PARIS/KUALA LUMPUR (Reuters) - Airplane debris that washed up on the Indian Ocean island of Reunion and may belong to a vanished Malaysia Airlines Boeing 777 arrived in France on Saturday for investigators to study its origin.
An Air France flight carrying the debris landed at Orly airport near Paris at 00:17 a.m. EDT, and it was then transferred by road to a military-run laboratory near the southwestern city of Toulouse that specializes in analyzing aviation wreckage.
French investigators are not expected to begin examining the wreckage before Wednesday afternoon and their Malaysian counterparts will also be present, the Paris prosecutor’s office said in a statement.
Experts hope the barnacled 2-2.5 meters (6.5-8 feet) long wing surface known as a flaperon and a fragment of luggage also found on Reunion could yield clues as to the fate of Malaysia Airlines MLYAF.PK Flight MH370, which vanished without trace in March 2014.
There were 239 passengers and crew on board.
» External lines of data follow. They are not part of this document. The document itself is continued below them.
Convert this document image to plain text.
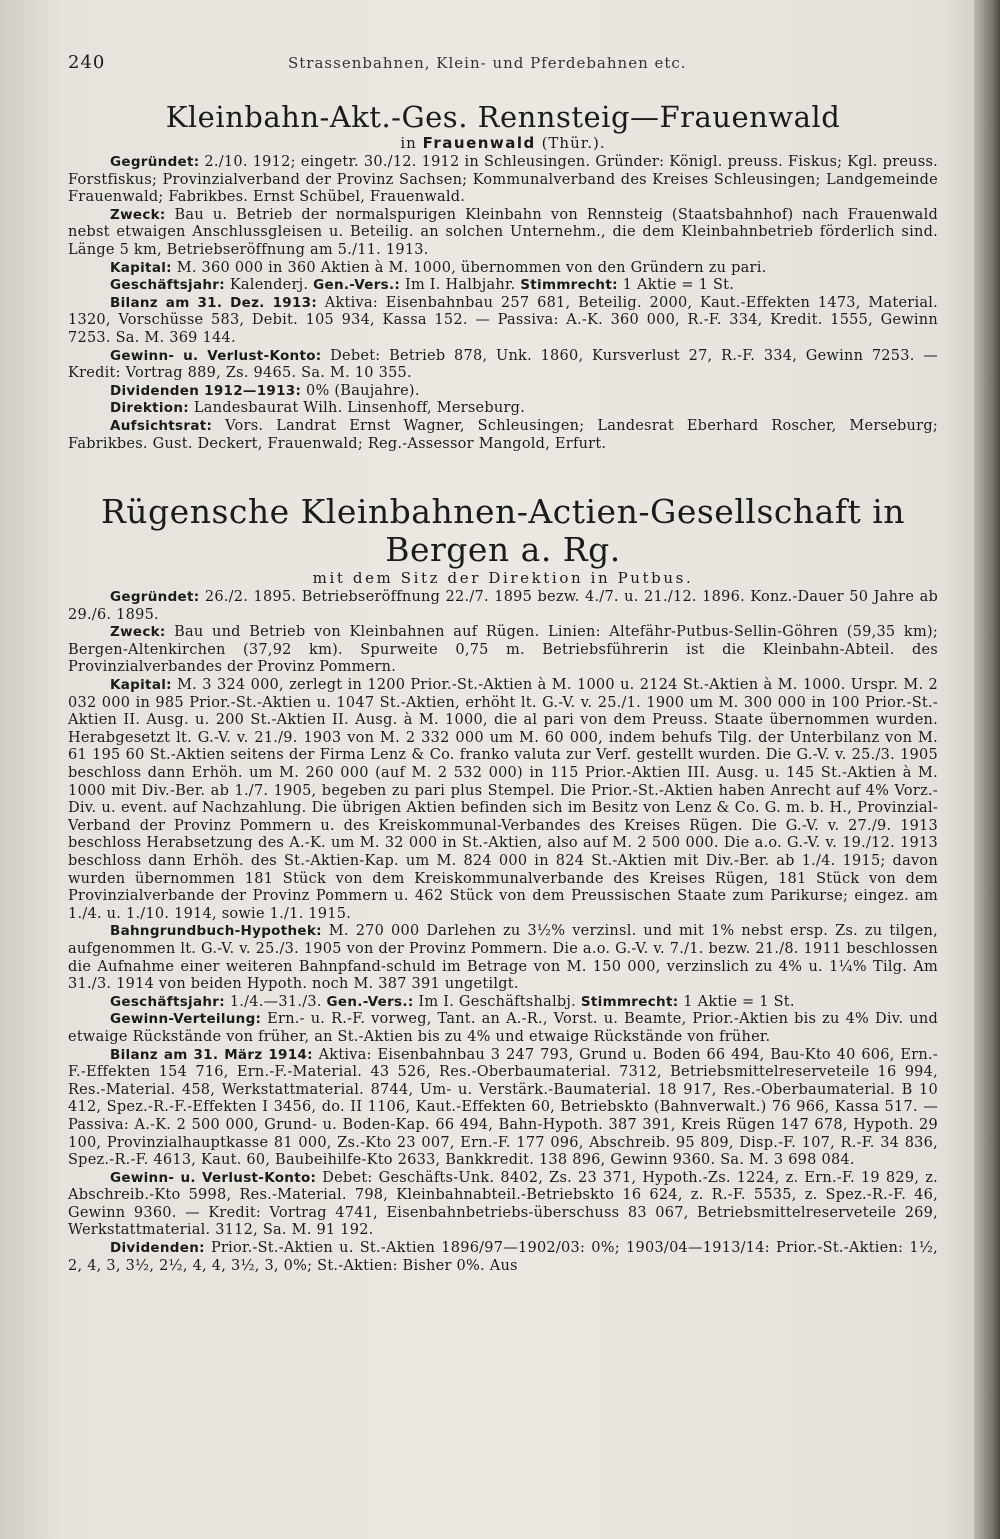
240	Strassenbahnen, Klein- und Pferdebahnen etc.
Kleinbahn-Akt.-Ges. Rennsteig—Frauenwald
in Frauenwald (Thür.).

Gegründet: 2./10. 1912; eingetr. 30./12. 1912 in Schleusingen. Gründer: Königl. preuss. Fiskus; Kgl. preuss. Forstfiskus; Provinzialverband der Provinz Sachsen; Kommunalverband des Kreises Schleusingen; Landgemeinde Frauenwald; Fabrikbes. Ernst Schübel, Frauenwald.

Zweck: Bau u. Betrieb der normalspurigen Kleinbahn von Rennsteig (Staatsbahnhof) nach Frauenwald nebst etwaigen Anschlussgleisen u. Beteilig. an solchen Unternehm., die dem Kleinbahnbetrieb förderlich sind. Länge 5 km, Betriebseröffnung am 5./11. 1913.

Kapital: M. 360 000 in 360 Aktien à M. 1000, übernommen von den Gründern zu pari.

Geschäftsjahr: Kalenderj. Gen.-Vers.: Im I. Halbjahr. Stimmrecht: 1 Aktie = 1 St.

Bilanz am 31. Dez. 1913: Aktiva: Eisenbahnbau 257 681, Beteilig. 2000, Kaut.-Effekten 1473, Material. 1320, Vorschüsse 583, Debit. 105 934, Kassa 152. — Passiva: A.-K. 360 000, R.-F. 334, Kredit. 1555, Gewinn 7253. Sa. M. 369 144.

Gewinn- u. Verlust-Konto: Debet: Betrieb 878, Unk. 1860, Kursverlust 27, R.-F. 334, Gewinn 7253. — Kredit: Vortrag 889, Zs. 9465. Sa. M. 10 355.

Dividenden 1912—1913: 0% (Baujahre).

Direktion: Landesbaurat Wilh. Linsenhoff, Merseburg.

Aufsichtsrat: Vors. Landrat Ernst Wagner, Schleusingen; Landesrat Eberhard Roscher, Merseburg; Fabrikbes. Gust. Deckert, Frauenwald; Reg.-Assessor Mangold, Erfurt.

Rügensche Kleinbahnen-Actien-Gesellschaft in Bergen a. Rg.
mit dem Sitz der Direktion in Putbus.

Gegründet: 26./2. 1895. Betriebseröffnung 22./7. 1895 bezw. 4./7. u. 21./12. 1896. Konz.-Dauer 50 Jahre ab 29./6. 1895.

Zweck: Bau und Betrieb von Kleinbahnen auf Rügen. Linien: Altefähr-Putbus-Sellin-Göhren (59,35 km); Bergen-Altenkirchen (37,92 km). Spurweite 0,75 m. Betriebsführerin ist die Kleinbahn-Abteil. des Provinzialverbandes der Provinz Pommern.

Kapital: M. 3 324 000, zerlegt in 1200 Prior.-St.-Aktien à M. 1000 u. 2124 St.-Aktien à M. 1000. Urspr. M. 2 032 000 in 985 Prior.-St.-Aktien u. 1047 St.-Aktien, erhöht lt. G.-V. v. 25./1. 1900 um M. 300 000 in 100 Prior.-St.-Aktien II. Ausg. u. 200 St.-Aktien II. Ausg. à M. 1000, die al pari von dem Preuss. Staate übernommen wurden. Herabgesetzt lt. G.-V. v. 21./9. 1903 von M. 2 332 000 um M. 60 000, indem behufs Tilg. der Unterbilanz von M. 61 195 60 St.-Aktien seitens der Firma Lenz & Co. franko valuta zur Verf. gestellt wurden. Die G.-V. v. 25./3. 1905 beschloss dann Erhöh. um M. 260 000 (auf M. 2 532 000) in 115 Prior.-Aktien III. Ausg. u. 145 St.-Aktien à M. 1000 mit Div.-Ber. ab 1./7. 1905, begeben zu pari plus Stempel. Die Prior.-St.-Aktien haben Anrecht auf 4% Vorz.-Div. u. event. auf Nachzahlung. Die übrigen Aktien befinden sich im Besitz von Lenz & Co. G. m. b. H., Provinzial-Verband der Provinz Pommern u. des Kreiskommunal-Verbandes des Kreises Rügen. Die G.-V. v. 27./9. 1913 beschloss Herabsetzung des A.-K. um M. 32 000 in St.-Aktien, also auf M. 2 500 000. Die a.o. G.-V. v. 19./12. 1913 beschloss dann Erhöh. des St.-Aktien-Kap. um M. 824 000 in 824 St.-Aktien mit Div.-Ber. ab 1./4. 1915; davon wurden übernommen 181 Stück von dem Kreiskommunalverbande des Kreises Rügen, 181 Stück von dem Provinzialverbande der Provinz Pommern u. 462 Stück von dem Preussischen Staate zum Parikurse; eingez. am 1./4. u. 1./10. 1914, sowie 1./1. 1915.

Bahngrundbuch-Hypothek: M. 270 000 Darlehen zu 3½% verzinsl. und mit 1% nebst ersp. Zs. zu tilgen, aufgenommen lt. G.-V. v. 25./3. 1905 von der Provinz Pommern. Die a.o. G.-V. v. 7./1. bezw. 21./8. 1911 beschlossen die Aufnahme einer weiteren Bahnpfand-schuld im Betrage von M. 150 000, verzinslich zu 4% u. 1¼% Tilg. Am 31./3. 1914 von beiden Hypoth. noch M. 387 391 ungetilgt.

Geschäftsjahr: 1./4.—31./3. Gen.-Vers.: Im I. Geschäftshalbj. Stimmrecht: 1 Aktie = 1 St.

Gewinn-Verteilung: Ern.- u. R.-F. vorweg, Tant. an A.-R., Vorst. u. Beamte, Prior.-Aktien bis zu 4% Div. und etwaige Rückstände von früher, an St.-Aktien bis zu 4% und etwaige Rückstände von früher.

Bilanz am 31. März 1914: Aktiva: Eisenbahnbau 3 247 793, Grund u. Boden 66 494, Bau-Kto 40 606, Ern.-F.-Effekten 154 716, Ern.-F.-Material. 43 526, Res.-Oberbaumaterial. 7312, Betriebsmittelreserveteile 16 994, Res.-Material. 458, Werkstattmaterial. 8744, Um- u. Verstärk.-Baumaterial. 18 917, Res.-Oberbaumaterial. B 10 412, Spez.-R.-F.-Effekten I 3456, do. II 1106, Kaut.-Effekten 60, Betriebskto (Bahnverwalt.) 76 966, Kassa 517. — Passiva: A.-K. 2 500 000, Grund- u. Boden-Kap. 66 494, Bahn-Hypoth. 387 391, Kreis Rügen 147 678, Hypoth. 29 100, Provinzialhauptkasse 81 000, Zs.-Kto 23 007, Ern.-F. 177 096, Abschreib. 95 809, Disp.-F. 107, R.-F. 34 836, Spez.-R.-F. 4613, Kaut. 60, Baubeihilfe-Kto 2633, Bankkredit. 138 896, Gewinn 9360. Sa. M. 3 698 084.

Gewinn- u. Verlust-Konto: Debet: Geschäfts-Unk. 8402, Zs. 23 371, Hypoth.-Zs. 1224, z. Ern.-F. 19 829, z. Abschreib.-Kto 5998, Res.-Material. 798, Kleinbahnabteil.-Betriebskto 16 624, z. R.-F. 5535, z. Spez.-R.-F. 46, Gewinn 9360. — Kredit: Vortrag 4741, Eisenbahnbetriebs-überschuss 83 067, Betriebsmittelreserveteile 269, Werkstattmaterial. 3112, Sa. M. 91 192.

Dividenden: Prior.-St.-Aktien u. St.-Aktien 1896/97—1902/03: 0%; 1903/04—1913/14: Prior.-St.-Aktien: 1½, 2, 4, 3, 3½, 2½, 4, 4, 3½, 3, 0%; St.-Aktien: Bisher 0%. Aus
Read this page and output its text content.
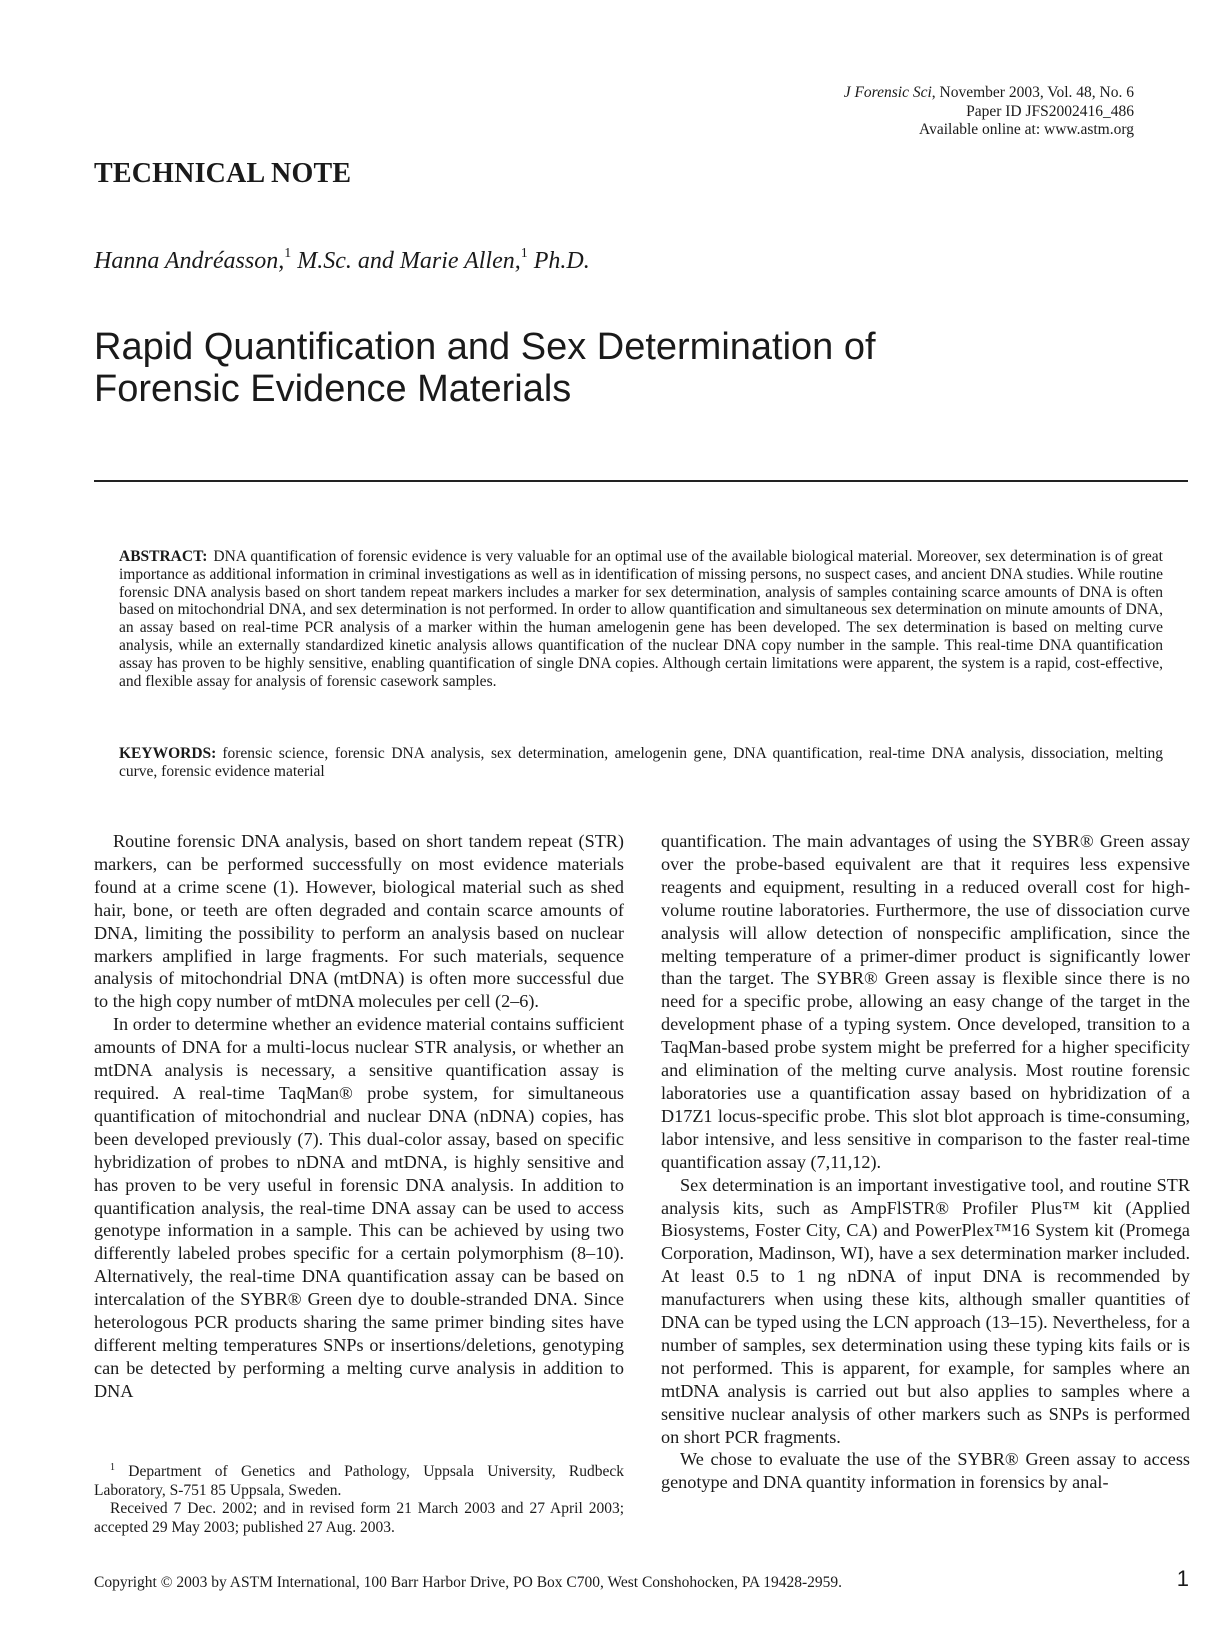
J Forensic Sci, November 2003, Vol. 48, No. 6
Paper ID JFS2002416_486
Available online at: www.astm.org
TECHNICAL NOTE
Hanna Andréasson,$^1$ M.Sc. and Marie Allen,$^1$ Ph.D.
Rapid Quantification and Sex Determination of
Forensic Evidence Materials
ABSTRACT: DNA quantification of forensic evidence is very valuable for an optimal use of the available biological material. Moreover, sex determination is of great importance as additional information in criminal investigations as well as in identification of missing persons, no suspect cases, and ancient DNA studies. While routine forensic DNA analysis based on short tandem repeat markers includes a marker for sex determination, analysis of samples containing scarce amounts of DNA is often based on mitochondrial DNA, and sex determination is not performed. In order to allow quantification and simultaneous sex determination on minute amounts of DNA, an assay based on real-time PCR analysis of a marker within the human amelogenin gene has been developed. The sex determination is based on melting curve analysis, while an externally standardized kinetic analysis allows quantification of the nuclear DNA copy number in the sample. This real-time DNA quantification assay has proven to be highly sensitive, enabling quantification of single DNA copies. Although certain limitations were apparent, the system is a rapid, cost-effective, and flexible assay for analysis of forensic casework samples.
KEYWORDS: forensic science, forensic DNA analysis, sex determination, amelogenin gene, DNA quantification, real-time DNA analysis, dissociation, melting curve, forensic evidence material

Routine forensic DNA analysis, based on short tandem repeat (STR) markers, can be performed successfully on most evidence materials found at a crime scene (1). However, biological material such as shed hair, bone, or teeth are often degraded and contain scarce amounts of DNA, limiting the possibility to perform an analysis based on nuclear markers amplified in large fragments. For such materials, sequence analysis of mitochondrial DNA (mtDNA) is often more successful due to the high copy number of mtDNA molecules per cell (2–6).

In order to determine whether an evidence material contains sufficient amounts of DNA for a multi-locus nuclear STR analysis, or whether an mtDNA analysis is necessary, a sensitive quantification assay is required. A real-time TaqMan® probe system, for simultaneous quantification of mitochondrial and nuclear DNA (nDNA) copies, has been developed previously (7). This dual-color assay, based on specific hybridization of probes to nDNA and mtDNA, is highly sensitive and has proven to be very useful in forensic DNA analysis. In addition to quantification analysis, the real-time DNA assay can be used to access genotype information in a sample. This can be achieved by using two differently labeled probes specific for a certain polymorphism (8–10). Alternatively, the real-time DNA quantification assay can be based on intercalation of the SYBR® Green dye to double-stranded DNA. Since heterologous PCR products sharing the same primer binding sites have different melting temperatures SNPs or insertions/deletions, genotyping can be detected by performing a melting curve analysis in addition to DNA

quantification. The main advantages of using the SYBR® Green assay over the probe-based equivalent are that it requires less expensive reagents and equipment, resulting in a reduced overall cost for high-volume routine laboratories. Furthermore, the use of dissociation curve analysis will allow detection of nonspecific amplification, since the melting temperature of a primer-dimer product is significantly lower than the target. The SYBR® Green assay is flexible since there is no need for a specific probe, allowing an easy change of the target in the development phase of a typing system. Once developed, transition to a TaqMan-based probe system might be preferred for a higher specificity and elimination of the melting curve analysis. Most routine forensic laboratories use a quantification assay based on hybridization of a D17Z1 locus-specific probe. This slot blot approach is time-consuming, labor intensive, and less sensitive in comparison to the faster real-time quantification assay (7,11,12).

Sex determination is an important investigative tool, and routine STR analysis kits, such as AmpFlSTR® Profiler Plus™ kit (Applied Biosystems, Foster City, CA) and PowerPlex™16 System kit (Promega Corporation, Madinson, WI), have a sex determination marker included. At least 0.5 to 1 ng nDNA of input DNA is recommended by manufacturers when using these kits, although smaller quantities of DNA can be typed using the LCN approach (13–15). Nevertheless, for a number of samples, sex determination using these typing kits fails or is not performed. This is apparent, for example, for samples where an mtDNA analysis is carried out but also applies to samples where a sensitive nuclear analysis of other markers such as SNPs is performed on short PCR fragments.

We chose to evaluate the use of the SYBR® Green assay to access genotype and DNA quantity information in forensics by anal-

$^1$ Department of Genetics and Pathology, Uppsala University, Rudbeck Laboratory, S-751 85 Uppsala, Sweden.

Received 7 Dec. 2002; and in revised form 21 March 2003 and 27 April 2003; accepted 29 May 2003; published 27 Aug. 2003.

Copyright © 2003 by ASTM International, 100 Barr Harbor Drive, PO Box C700, West Conshohocken, PA 19428-2959.	1
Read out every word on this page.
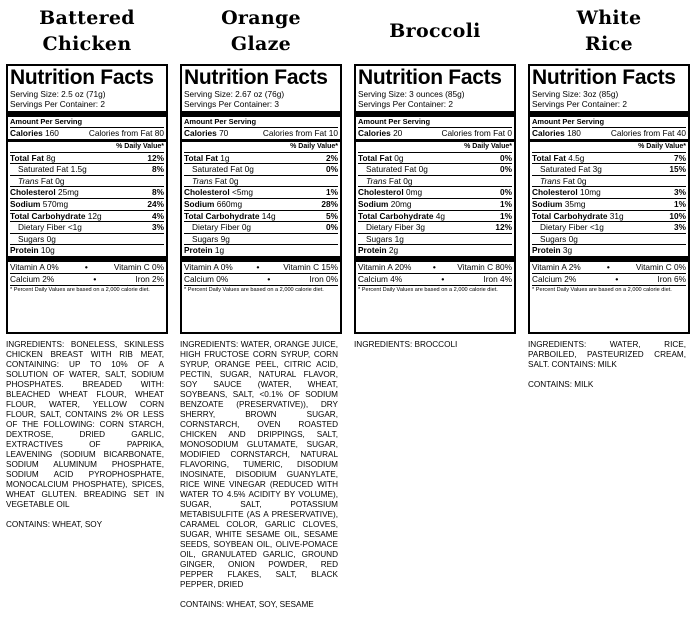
Battered
Chicken
Nutrition Facts
Serving Size: 2.5 oz (71g)
Servings Per Container: 2
Amount Per Serving
Calories 160	Calories from Fat 80
% Daily Value*
Total Fat 8g	12%
Saturated Fat 1.5g	8%
Trans Fat 0g
Cholesterol 25mg	8%
Sodium 570mg	24%
Total Carbohydrate 12g	4%
Dietary Fiber <1g	3%
Sugars 0g
Protein 10g
Vitamin A 0%	•	Vitamin C 0%
Calcium 2%	•	Iron 2%
* Percent Daily Values are based on a 2,000 calorie diet.

INGREDIENTS: BONELESS, SKINLESS CHICKEN BREAST WITH RIB MEAT, CONTAINING: UP TO 10% OF A SOLUTION OF WATER, SALT, SODIUM PHOSPHATES. BREADED WITH: BLEACHED WHEAT FLOUR, WHEAT FLOUR, WATER, YELLOW CORN FLOUR, SALT, CONTAINS 2% OR LESS OF THE FOLLOWING: CORN STARCH, DEXTROSE, DRIED GARLIC, EXTRACTIVES OF PAPRIKA, LEAVENING (SODIUM BICARBONATE, SODIUM ALUMINUM PHOSPHATE, SODIUM ACID PYROPHOSPHATE, MONOCALCIUM PHOSPHATE), SPICES, WHEAT GLUTEN. BREADING SET IN VEGETABLE OIL

CONTAINS: WHEAT, SOY

Orange
Glaze
Nutrition Facts
Serving Size: 2.67 oz (76g)
Servings Per Container: 3
Amount Per Serving
Calories 70	Calories from Fat 10
% Daily Value*
Total Fat 1g	2%
Saturated Fat 0g	0%
Trans Fat 0g
Cholesterol <5mg	1%
Sodium 660mg	28%
Total Carbohydrate 14g	5%
Dietary Fiber 0g	0%
Sugars 9g
Protein 1g
Vitamin A 0%	•	Vitamin C 15%
Calcium 0%	•	Iron 0%
* Percent Daily Values are based on a 2,000 calorie diet.

INGREDIENTS: WATER, ORANGE JUICE, HIGH FRUCTOSE CORN SYRUP, CORN SYRUP, ORANGE PEEL, CITRIC ACID, PECTIN, SUGAR, NATURAL FLAVOR, SOY SAUCE (WATER, WHEAT, SOYBEANS, SALT, <0.1% OF SODIUM BENZOATE (PRESERVATIVE)), DRY SHERRY, BROWN SUGAR, CORNSTARCH, OVEN ROASTED CHICKEN AND DRIPPINGS, SALT, MONOSODIUM GLUTAMATE, SUGAR, MODIFIED CORNSTARCH, NATURAL FLAVORING, TUMERIC, DISODIUM INOSINATE, DISODIUM GUANYLATE, RICE WINE VINEGAR (REDUCED WITH WATER TO 4.5% ACIDITY BY VOLUME), SUGAR, SALT, POTASSIUM METABISULFITE (AS A PRESERVATIVE), CARAMEL COLOR, GARLIC CLOVES, SUGAR, WHITE SESAME OIL, SESAME SEEDS, SOYBEAN OIL, OLIVE-POMACE OIL, GRANULATED GARLIC, GROUND GINGER, ONION POWDER, RED PEPPER FLAKES, SALT, BLACK PEPPER, DRIED

CONTAINS: WHEAT, SOY, SESAME

Broccoli
Nutrition Facts
Serving Size: 3 ounces (85g)
Servings Per Container: 2
Amount Per Serving
Calories 20	Calories from Fat 0
% Daily Value*
Total Fat 0g	0%
Saturated Fat 0g	0%
Trans Fat 0g
Cholesterol 0mg	0%
Sodium 20mg	1%
Total Carbohydrate 4g	1%
Dietary Fiber 3g	12%
Sugars 1g
Protein 2g
Vitamin A 20%	•	Vitamin C 80%
Calcium 4%	•	Iron 4%
* Percent Daily Values are based on a 2,000 calorie diet.

INGREDIENTS: BROCCOLI

White
Rice
Nutrition Facts
Serving Size: 3oz (85g)
Servings Per Container: 2
Amount Per Serving
Calories 180	Calories from Fat 40
% Daily Value*
Total Fat 4.5g	7%
Saturated Fat 3g	15%
Trans Fat 0g
Cholesterol 10mg	3%
Sodium 35mg	1%
Total Carbohydrate 31g	10%
Dietary Fiber <1g	3%
Sugars 0g
Protein 3g
Vitamin A 2%	•	Vitamin C 0%
Calcium 2%	•	Iron 6%
* Percent Daily Values are based on a 2,000 calorie diet.

INGREDIENTS: WATER, RICE, PARBOILED, PASTEURIZED CREAM, SALT. CONTAINS: MILK

CONTAINS: MILK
Some families of the victims are demanding further compensation from the airline.
Malaysian Transport Minister Liow Tiong Lai told Reuters in Kuala Lumpur on Saturday that additional Malaysian officials were headed to Reunion to look for more debris and others would go to France.
“If the flaperon does belongs to MH370, it is actually in accordance with the drift pattern seen in the southern Indian Ocean. But we do not want to speculate. We will wait for verification from the French authorities,” he said.
Discovery of the debris may finally confirm the plane crashed into the sea after veering off course from Kuala Lumpur to Beijing, helping to end 16 months of lingering uncertainty for relatives.
Investigators believe someone deliberately switched off MH370’s transponder before diverting it thousands of miles off course. Most of the passengers were Chinese.
The debris will be analyzed at a lab staffed by 600 experts that is operated by the French defense ministry near Toulouse. The luggage fragment will be sent to a police unit outside Paris that specializes in DNA tests.
If the serial number on the flaperon confirms that it is from Flight 370, then the laboratory can use sophisticated tools to try to glean more information about the causes of the crash, such as whether its shape corresponds more to a mid-air explosion or a crash into the ocean.
The defense ministry also contributed to the investigation of Air France flight 447 from Rio de Janeiro to Paris that crashed into the southern Atlantic Ocean in June 2009, killing 228 people.